Protein complexes are key molecular entities that integrate multiple gene products to perform cellular functions. The CORUM database is a collection of experimentally verified mammalian protein complexes.
We use the complex names given in the literature including synonyms. An example is the eukaryotic chaperonin CCT (chaperonin containing TCP-1), that is also well known as TRiC (TCP-1 ring complex). If no name is found for a protein complex, we define one which is usually composed of gene names of the complex, e.g. ‘BRCA1-RAD51 complex’ or ‘Ubiquitin E3 ligase (FBXW7, CUL1, SKP1A, RBX1)’.
The majority of protein complexes in CORUM originates from man (65%), followed by mouse (14%) and rat (14%).
The subunits of protein complexes are annotated according to the respective UniProt entries. In CORUM only the primary accessions are stored as identifiers. Associated information like gene names and protein names is retrieved via the BioRS sequence retrieval system, providing up-to-date information from the primary data sources.
Frequently, the molecular characterization of the complex composition is limited to the identification of the subunits. For cases where the stoichiometry of the subunits has been analysed, the information is given in the ‘Number of subunits’ field (see e.g. complex 960).
For species like rat, pig or sheep some proteins are not found in UniProt. In such cases orthologs from related organisms are used and the substitutions are mentioned in the comment field.
In some articles, the description of certain protein complex subunits is ambiguous. This might occur if at the time of the experiments, only one variant of the protein was known or if several very similar proteins exist and the authors did not determine which isoform or variant was part of the complex. In such cases we collect all possible protein entries and mark them in the status field with ‘nd’ which stands for ‘not determined’. If variants exist for more than one subunit of a protein complex the individual variants are differentiated by nd1, nd2, nd3 etc.
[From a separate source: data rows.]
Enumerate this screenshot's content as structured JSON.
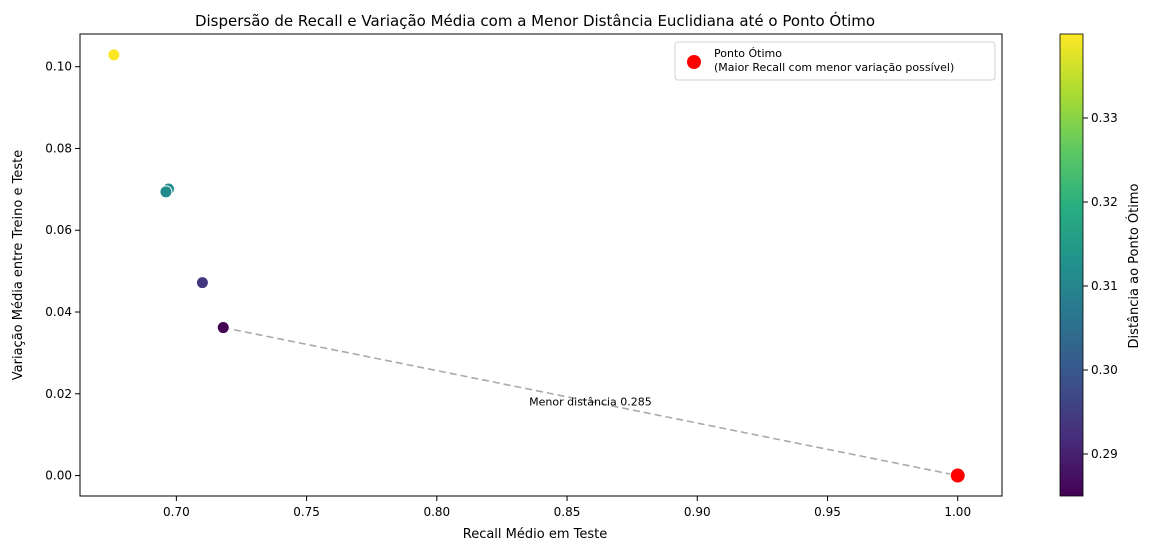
{
  "chart_data": {
    "type": "scatter",
    "title": "Dispersão de Recall e Variação Média com a Menor Distância Euclidiana até o Ponto Ótimo",
    "xlabel": "Recall Médio em Teste",
    "ylabel": "Variação Média entre Treino e Teste",
    "xlim": [
      0.663,
      1.017
    ],
    "ylim": [
      -0.005,
      0.108
    ],
    "x_ticks": [
      0.7,
      0.75,
      0.8,
      0.85,
      0.9,
      0.95,
      1.0
    ],
    "x_tick_labels": [
      "0.70",
      "0.75",
      "0.80",
      "0.85",
      "0.90",
      "0.95",
      "1.00"
    ],
    "y_ticks": [
      0.0,
      0.02,
      0.04,
      0.06,
      0.08,
      0.1
    ],
    "y_tick_labels": [
      "0.00",
      "0.02",
      "0.04",
      "0.06",
      "0.08",
      "0.10"
    ],
    "grid": false,
    "points": [
      {
        "x": 0.676,
        "y": 0.1029,
        "distance": 0.34
      },
      {
        "x": 0.697,
        "y": 0.0701,
        "distance": 0.312
      },
      {
        "x": 0.696,
        "y": 0.0694,
        "distance": 0.311
      },
      {
        "x": 0.71,
        "y": 0.0472,
        "distance": 0.294
      },
      {
        "x": 0.718,
        "y": 0.0362,
        "distance": 0.285
      }
    ],
    "optimal_point": {
      "x": 1.0,
      "y": 0.0,
      "color": "#ff0000"
    },
    "distance_line": {
      "from": [
        0.718,
        0.0362
      ],
      "to": [
        1.0,
        0.0
      ],
      "color": "#aaaaaa",
      "style": "dashed"
    },
    "annotation": {
      "text": "Menor distância 0.285",
      "x": 0.859,
      "y": 0.0181
    },
    "legend": {
      "placement": "top-right",
      "label_line1": "Ponto Ótimo",
      "label_line2": "(Maior Recall com menor variação possível)"
    },
    "colorbar": {
      "label": "Distância ao Ponto Ótimo",
      "colormap": "viridis",
      "range": [
        0.285,
        0.34
      ],
      "ticks": [
        0.29,
        0.3,
        0.31,
        0.32,
        0.33
      ],
      "tick_labels": [
        "0.29",
        "0.30",
        "0.31",
        "0.32",
        "0.33"
      ]
    }
  }
}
For the complex subunits homologous proteins from mouse are also provided. These are retrieved from our MfunGD database (http://mips.gsf.de/genre/proj/mfungd/). CORUM and MfunGD are cross-linked to each other.
The experimental method which was used to purify the protein complex is annotated according to the PSI-MI standard. The PSI consortium provides a list of methods (http://www.psidev.info/).
We use the Functional Catalogue (FunCat) annotation scheme for protein complex function characterization. The hierarchical structure of FunCat allows browsing for protein complexes with particular cellular functions or localizations. Examples of such sub-datasets are presented on the CORUM home page. Detailed results of such queries are also available via the Browse FunCat search tool on the search penal of the web pages.
The evidence for assigning a functional category is given in a separate field. There are five different evidences that include different qualities: (i) experimental evidence (exp), (ii) evidence from literature like reviews (lit), (iii) known mammalian homolog (kmh), (iv) high-throughput experiment (htp) and (v) predicted function (pred). For all evidences but predicted annotation the corresponding PubMed references are provided.
Additional information like disease relevance or more detailed information about the cellular function of protein complexes is given in the comment field.
In this field the PMID of the article is given, where the members of the complex have been characterized as constituents of the complex.